The Grand Est region remains France’s dominant hemp-growing zone and a core industrial cluster for processing and infrastructure.

According to regional agricultural authorities, Grand Est accounted for 11,752 hectares of industrial hemp in 2024 — roughly 46% of hemp area tied to France’s Common Agricultural Policy declarations — with production concentrated mainly in the Aube and Marne departments, in the northeastern corner of the country. Regional hemp acreage has increased sharply since 2019, while organic hemp farming expanded from fewer than 100 hectares in 2015 to roughly 1,500 hectares by 2022, the latest year for which that figure is available.

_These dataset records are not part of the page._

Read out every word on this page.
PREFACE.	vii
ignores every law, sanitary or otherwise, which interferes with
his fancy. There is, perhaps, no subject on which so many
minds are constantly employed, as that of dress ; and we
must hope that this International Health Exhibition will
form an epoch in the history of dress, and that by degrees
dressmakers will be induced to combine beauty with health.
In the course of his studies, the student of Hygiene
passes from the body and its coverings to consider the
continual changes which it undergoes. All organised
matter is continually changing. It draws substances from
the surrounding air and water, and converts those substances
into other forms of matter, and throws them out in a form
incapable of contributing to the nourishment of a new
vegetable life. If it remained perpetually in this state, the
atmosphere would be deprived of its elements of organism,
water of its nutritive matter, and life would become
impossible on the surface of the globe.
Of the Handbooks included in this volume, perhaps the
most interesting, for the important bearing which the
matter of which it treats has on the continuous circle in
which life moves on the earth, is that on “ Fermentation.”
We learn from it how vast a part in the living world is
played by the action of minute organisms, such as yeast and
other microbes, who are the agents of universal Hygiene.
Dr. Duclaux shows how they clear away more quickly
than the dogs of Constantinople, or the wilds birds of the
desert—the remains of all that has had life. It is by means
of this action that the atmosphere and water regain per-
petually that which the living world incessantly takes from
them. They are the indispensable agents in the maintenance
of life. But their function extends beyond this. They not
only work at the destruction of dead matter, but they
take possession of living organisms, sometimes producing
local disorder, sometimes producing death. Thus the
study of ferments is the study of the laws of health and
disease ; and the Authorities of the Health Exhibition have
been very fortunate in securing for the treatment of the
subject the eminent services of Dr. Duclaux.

For comparison, Europe’s leading hemp-producing countries are estimated to account for hemp fields totaling roughly 36,000-38,000 hectares. However, the EU still lacks a strong unified statistical reporting system for hemp production.

The French way

France’s long-established hemp industry is built around the market for certified seed, cooperative processing structures and a focus on fiber and grain markets.

French breeding programs have concentrated on varieties with higher fiber yields and extremely low THC levels. Hemp straw yields range from six to eight metric tons per hectare, while grain yields average roughly one metric ton per hectare, according to the report.

France also continues expanding textile-oriented hemp trials as Europe’s natural fiber supply chains evolve.

Full utilization

The FranceAgriMer overview highlights how extensively France has developed downstream uses for nearly every component of the hemp plant.

Hempseed is directed mainly into food products, oils and protein ingredients, as well as bird seed and fishing bait. Hurd is used for animal bedding, construction materials and landscaping mulch. Fiber feeds paper, insulation, composite and textile markets, while even low-value dust and fines are recovered for energy production and composting.

The figures also reveal a sharp imbalance between physical volume and economic value inside the French hemp value chain.



Hurd accounts for the largest share of processing output by weight, but fiber generates the highest economic return, accounting for 50% of total value despite making up just 28% of product weight, according to the report.

That imbalance helps explain why many French strategies increasingly focus on higher-value fiber markets tied to construction materials, advanced composites and textile development.

Flowers and extracts remain a relatively small segment of the overall French hemp economy, used mainly in pharmaceutical applications and marginally in cosmetics and food supplements. But changes at the EU level could eventually wipe out most of that business.

Industry structure

France’s hemp sector is organized around InterChanvre, the country’s interprofessional hemp body, which coordinates development efforts between growers and processors. The organization formally excluded flowers from its scope beginning in January 2024, reinforcing the separation between France’s industrial hemp economy and the cannabinoid sector.

InterChanvre works alongside the National Federation of Hemp Producers (FNPC), the Hemp Processors Union (UTC), the technical institute Terres Inovia, seed cooperative HEMP’it, and research organizations including Fibres Recherche Développement (FRD) and the French National Research Institute for Agriculture, Food and Environment (INRAE).

The regional concentration reinforces a defining characteristic of the French hemp industry: production and primary processing infrastructure remain closely linked geographically, allowing France to operate as an integrated industrial system.